Quarta-feira, 11 de Novembro de 2009
Ando farto de pintar paredes com palavras vazias de cheias intenções
Ando a arrastar tintas e baldes e frustrações
Com frases feitas de quem nunca viveu o nosso tempo
Escritas ao nível da rua onde tu passas sem nunca me leres
Para além dos símbolos que, unidos, têm um sentido
Que só eu conheço e nós um dia conhecemos
Já ando farto de fugir à polícia e de, entre soluços,
Justificar a um rural gendarme
Que a vida só existe quando te escrevo na rua
Palavras vazias que tu nunca lês
Quarta-feira, 20 de Maio de 2009
further down the road, I saw an humble man or at least so it seemed
I knew he was humble because he had no smile and he had barefeet
the snakes around him laughed at me when I walked by
and sneered on his loneliness (or at least so it seemed)
but the man was not alone and little did I know
that the snakes were his pets and that this man it was me
Segunda-feira, 6 de Outubro de 2008
As três souberam alimentar-me e tratar de mim. Uma vez estive doente. Tremeram-me as pernas quando me levantei da cama e só me lembro de ver o chão de madeira a vir contra mim a toda a velocidade. Acordei não sei quanto tempo depois, mas já devia ser noite. A hárpia já não tinha a farda de dia, mas a farda de noite, que era assim como que num tecido grosso mas era branco e estava com a cara de sempre, sem expressão. A minha cabeça doía-me imenso e tinha como que um cilindro de músculos e carne entre o nariz e o olho direito. Ela trazia um pano molhado na mão e quando se debruçou senti-lhe a teta no meu peito. Acho que foi a primeira erecção que tive e ela reparou e quase que juro que a vi esboçar um sorriso cúmplice.

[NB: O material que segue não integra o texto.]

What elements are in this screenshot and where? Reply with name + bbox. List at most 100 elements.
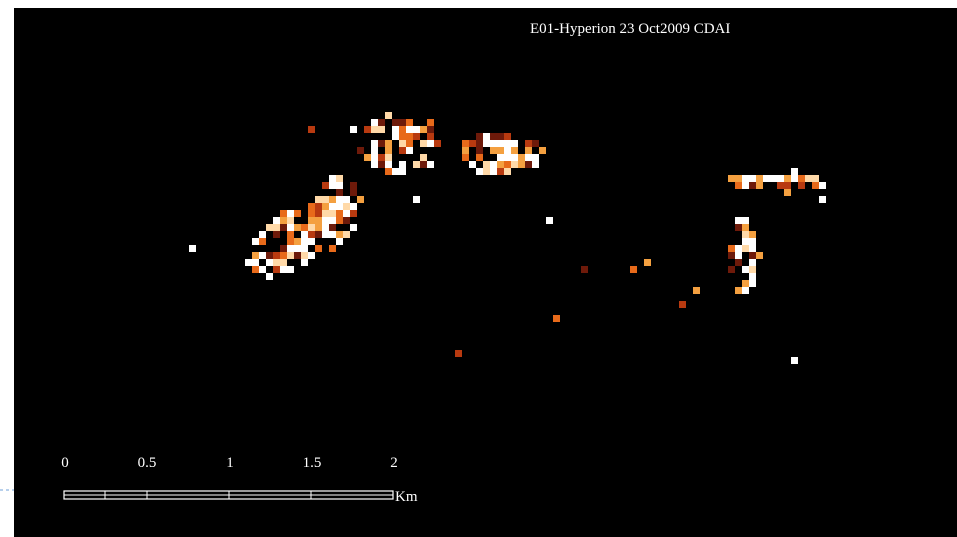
pixel [343, 231, 350, 238]
scale-unit: Km [395, 489, 418, 505]
pixel [735, 217, 742, 224]
pixel [483, 140, 490, 147]
pixel [504, 154, 511, 161]
pixel [308, 210, 315, 217]
pixel [280, 210, 287, 217]
pixel [336, 217, 343, 224]
pixel [546, 217, 553, 224]
pixel [784, 175, 791, 182]
pixel [385, 161, 392, 168]
pixel [497, 147, 504, 154]
pixel [357, 147, 364, 154]
pixel [308, 238, 315, 245]
pixel [483, 161, 490, 168]
pixel [385, 140, 392, 147]
pixel [777, 175, 784, 182]
pixel [399, 147, 406, 154]
pixel [252, 266, 259, 273]
pixel [294, 245, 301, 252]
pixel [511, 140, 518, 147]
pixel [497, 154, 504, 161]
pixel [301, 231, 308, 238]
pixel [385, 168, 392, 175]
scale-label: 0.5 [138, 455, 157, 471]
pixel [791, 168, 798, 175]
pixel [350, 126, 357, 133]
pixel [189, 245, 196, 252]
pixel [294, 210, 301, 217]
pixel [329, 210, 336, 217]
pixel [322, 203, 329, 210]
pixel [791, 175, 798, 182]
pixel [301, 252, 308, 259]
pixel [315, 245, 322, 252]
pixel [329, 217, 336, 224]
pixel [420, 140, 427, 147]
pixel [728, 252, 735, 259]
pixel [287, 252, 294, 259]
pixel [805, 175, 812, 182]
pixel [399, 119, 406, 126]
pixel [378, 119, 385, 126]
pixel [756, 252, 763, 259]
pixel [476, 147, 483, 154]
pixel [693, 287, 700, 294]
pixel [420, 126, 427, 133]
pixel [742, 231, 749, 238]
pixel [273, 224, 280, 231]
pixel [294, 252, 301, 259]
pixel [343, 196, 350, 203]
pixel [308, 126, 315, 133]
pixel [490, 140, 497, 147]
pixel [294, 224, 301, 231]
pixel [763, 175, 770, 182]
pixel [742, 280, 749, 287]
pixel [399, 126, 406, 133]
pixel [266, 252, 273, 259]
pixel [273, 259, 280, 266]
pixel [322, 231, 329, 238]
pixel [728, 175, 735, 182]
pixel [532, 161, 539, 168]
pixel [322, 196, 329, 203]
pixel [252, 259, 259, 266]
pixel [322, 224, 329, 231]
pixel [630, 266, 637, 273]
pixel [735, 245, 742, 252]
pixel [308, 217, 315, 224]
pixel [735, 175, 742, 182]
scale-label: 1.5 [303, 455, 322, 471]
pixel [357, 196, 364, 203]
pixel [420, 154, 427, 161]
pixel [742, 175, 749, 182]
pixel [749, 266, 756, 273]
pixel [315, 196, 322, 203]
pixel [350, 224, 357, 231]
pixel [273, 231, 280, 238]
pixel [756, 175, 763, 182]
pixel [518, 161, 525, 168]
pixel [812, 175, 819, 182]
pixel [308, 231, 315, 238]
pixel [406, 126, 413, 133]
pixel [483, 168, 490, 175]
pixel [343, 217, 350, 224]
pixel [728, 266, 735, 273]
pixel [350, 203, 357, 210]
pixel [378, 154, 385, 161]
pixel [336, 210, 343, 217]
pixel [294, 238, 301, 245]
pixel [749, 238, 756, 245]
pixel [532, 154, 539, 161]
pixel [742, 266, 749, 273]
pixel [343, 210, 350, 217]
pixel [476, 168, 483, 175]
pixel [497, 140, 504, 147]
pixel [819, 196, 826, 203]
pixel [287, 210, 294, 217]
pixel [476, 133, 483, 140]
pixel [329, 196, 336, 203]
pixel [266, 259, 273, 266]
pixel [791, 357, 798, 364]
pixel [462, 154, 469, 161]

A partir desse acidente, de cada vez que que o corpo me obriga a espirrar, tenho dores no nariz. Mesmo assim não me consigo esquecer das suas tetas. Fantásticas hárpias que cuidavam de mim. Nunca me faltou nada.
Domingo, 5 de Outubro de 2008
Acorda, porra! – desde a linguagem até à personagem, tudo era intenso no acordar. O grito, a cara da velha logo pela manhã. Esta era a pior, não lhe sabia o nome nem quis saber. Elas não se tratavam pelo nome, só as ouvia grasnar ordens umas para as outras. O curioso é que nunca se vi nada que se parecesse com uma marcação de território ou de poder entre elas, nem a mínima fricção ou sequer uma frustração por aceder à ordem pois era tudo uma questão de prioridade. Nada. Se a velha dizia a outra fazia, bastava ter dito primeiro. Eu acordava e comia a massapapa que comia todos os dias, enquanto a velha trazia agua para eu tomar banho na tina de latão. A temperatura era sempre a mesma, nem muito quente nem muito fria. Eu gostava dos banhos. Depois vestia os calções e a camisa e calçava os sapatos da semana. Eu só sabia que era domingo, porque ao domingo mudavam-me os sapatos e vestiam-me uma jaqueta por cima da camisa. Mas nunca me levaram a lado nenhum.
Terça-feira, 30 de Setembro de 2008
- Mexe-te, raio do puto! - diziam-lhe. É deixá-lo, que ele tem tempo para penar - diziam as alegres cassandras. E ele continuava quieto, ocasionalmente deambulava pela sala, como que se observasse um quadro pendurado na parede ou uma janela que permitisse ver, nem que fosse através de um pequeno orifício, o que estava lá fora. Percorria a sala, à volta da mesa onde as hárpias jogavam às cartas. O que elas não sabiam era que ele estava a ouvir música. Primeiro as madeiras, saltitantes como os pássaros madrugadores, seguidas num instante pela entrada em peso das cordas, dos metais, da percussão... E toda aquela parafernália sónica, que existia só na sua cabeça, começava a encontrar uma organização lógica, em que entravam guitarras, teclas, e no auge da introdução, pico das emoções, os músicos começam a suar, principalmente os vionistas, tinha-lhes arranjado uma secção tramada, com sequencias de acordes, em que todos os instrumentos soariam com a precisão e a alma de um primeiro solista conceituado. Acordou com a pesada garra da suína que hoje o levava ao quarto para deitar - "xixi cama" - Pianissimo.
Trouxe comigo o cheiro do álcool, entranhado na farda da vaca mas foi tudo o que consegui trazer.